The spirit of this blog, at its best, is, I hope, the spirit that spoke through Roger Williams in this passage. The true Christian voice has always been here in America, even as the massacres were being carried out while "praising God" and bearing his cross around the neck. What was so striking about the testimony of the soldiers in "Winter Soldier" was the palpable sense of spiritual cleansing that radiated from them as they confessed the crimes that they had committed and been conditioned into committing. Once we admit who and what we have become, then we are free to receive Christ's healing grace. That is why this voice is here - it is the constant cry of confession of our internal and external violence. Those who have tried to justify the Haditha massacre, which in reality represents a whole series of depredations on the Iraqi people, have stifled the healing that might have taken place. A great healing is on the way, but there must first be a wave of repentance, a renunciation of the hunger for the "great vanities" and a recognition that it is by our own hands that much of the earth remains engrossed in the vanities of our creation.

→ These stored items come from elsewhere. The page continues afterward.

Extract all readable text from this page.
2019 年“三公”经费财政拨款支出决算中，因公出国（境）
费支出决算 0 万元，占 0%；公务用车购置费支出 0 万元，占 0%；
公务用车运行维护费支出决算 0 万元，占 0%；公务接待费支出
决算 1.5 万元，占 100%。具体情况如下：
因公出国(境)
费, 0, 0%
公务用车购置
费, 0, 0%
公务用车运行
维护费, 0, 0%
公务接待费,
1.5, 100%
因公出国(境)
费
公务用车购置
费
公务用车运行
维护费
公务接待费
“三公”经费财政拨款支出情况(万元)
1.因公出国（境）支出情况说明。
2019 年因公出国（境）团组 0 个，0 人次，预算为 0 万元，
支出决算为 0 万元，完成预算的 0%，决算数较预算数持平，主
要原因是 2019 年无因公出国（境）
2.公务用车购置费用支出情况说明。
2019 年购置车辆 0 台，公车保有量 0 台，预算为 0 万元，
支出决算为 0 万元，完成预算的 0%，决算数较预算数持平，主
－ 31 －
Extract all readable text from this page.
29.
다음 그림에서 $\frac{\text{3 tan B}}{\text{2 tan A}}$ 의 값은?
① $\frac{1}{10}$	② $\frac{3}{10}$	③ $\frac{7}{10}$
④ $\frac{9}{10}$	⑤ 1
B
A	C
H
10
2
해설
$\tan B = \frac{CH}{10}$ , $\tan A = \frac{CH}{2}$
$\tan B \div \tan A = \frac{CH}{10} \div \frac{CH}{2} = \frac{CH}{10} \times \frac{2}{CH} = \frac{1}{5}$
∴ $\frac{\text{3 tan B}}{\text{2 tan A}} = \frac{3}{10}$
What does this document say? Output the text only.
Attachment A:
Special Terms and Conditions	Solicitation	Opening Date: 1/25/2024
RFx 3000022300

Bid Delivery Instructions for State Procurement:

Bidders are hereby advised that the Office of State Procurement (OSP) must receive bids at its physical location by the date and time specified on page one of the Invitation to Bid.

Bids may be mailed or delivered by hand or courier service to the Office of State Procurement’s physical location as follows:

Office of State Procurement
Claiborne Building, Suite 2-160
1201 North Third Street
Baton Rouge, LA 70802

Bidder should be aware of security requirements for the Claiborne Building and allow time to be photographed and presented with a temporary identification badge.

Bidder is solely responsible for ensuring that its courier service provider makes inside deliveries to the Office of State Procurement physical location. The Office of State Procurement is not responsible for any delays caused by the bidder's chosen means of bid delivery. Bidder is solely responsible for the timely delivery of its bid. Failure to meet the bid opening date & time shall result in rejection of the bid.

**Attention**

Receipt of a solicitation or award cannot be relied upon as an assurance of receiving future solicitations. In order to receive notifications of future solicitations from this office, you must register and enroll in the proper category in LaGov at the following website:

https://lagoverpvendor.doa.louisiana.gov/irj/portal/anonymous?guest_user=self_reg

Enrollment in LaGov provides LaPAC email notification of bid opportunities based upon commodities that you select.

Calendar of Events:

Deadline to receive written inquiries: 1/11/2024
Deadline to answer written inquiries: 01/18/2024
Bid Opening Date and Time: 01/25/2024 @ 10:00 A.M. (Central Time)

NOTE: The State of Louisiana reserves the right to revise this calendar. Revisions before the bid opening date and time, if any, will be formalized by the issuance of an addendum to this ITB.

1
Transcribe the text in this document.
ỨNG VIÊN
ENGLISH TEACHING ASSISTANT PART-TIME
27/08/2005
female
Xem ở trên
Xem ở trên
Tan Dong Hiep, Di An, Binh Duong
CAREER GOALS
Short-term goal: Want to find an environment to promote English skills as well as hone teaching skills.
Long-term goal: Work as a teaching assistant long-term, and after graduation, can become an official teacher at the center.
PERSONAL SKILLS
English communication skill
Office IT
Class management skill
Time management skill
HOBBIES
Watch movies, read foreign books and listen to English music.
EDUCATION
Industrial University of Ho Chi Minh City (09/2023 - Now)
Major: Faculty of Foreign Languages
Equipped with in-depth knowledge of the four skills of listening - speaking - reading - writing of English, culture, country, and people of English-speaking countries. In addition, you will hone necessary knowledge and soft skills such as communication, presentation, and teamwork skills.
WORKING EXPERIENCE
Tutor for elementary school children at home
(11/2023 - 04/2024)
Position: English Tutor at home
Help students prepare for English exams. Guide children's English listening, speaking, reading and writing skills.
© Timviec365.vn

This spiritual cleansing can release the oppressor from his oppression, a part of God's compassion for the sinner that rarely gets mentioned by either the right-wing that strives to excuse murder or the left that concentrates exclusively on the victim. In the words of Jurgen Moltmann, "Guilt without the experience of atonement leads to the repression of guilt, to the compounding of injustice, and to the compulsion to repeat the injust act. Unless his guilt is forgiven the guilty person cannot live...Since no one can live with guilt over injustice and violence, because it is unendurable, and since it cannot be got rid of through repression, or by pushing it off on to someone or something else, the person concerned 'has forfeited the right to live', as people use to say. Even if the person is never punished, he never finds the strength to affirm a life that has personally been so negated."
So how is soldier who gave way in a moment of unendurable frustration and constant dehumanization and murdered women and children to be healed? Again Moltmann: "God suffers injustice and violence as an injury to his love because, and in so far as, he holds fast to his love for the unjust and the person who commits violence. So his love must overcome his anger by 'reconciling itself' to the pain it has caused. This is what happens when God 'carries' or 'bears' the sins of his people." The soldiers who committed this massacre can only receive Christ's healing power if we allow them to face their guilt. The cruelest possible act for Iraqis and Americans alike is to deny their (and our) responsibility - to pretend that it was only a mistake or an isolated psychological aberration. Such denial of responsibility ends the healing process and encases the perpetrators in their lifeless guilt.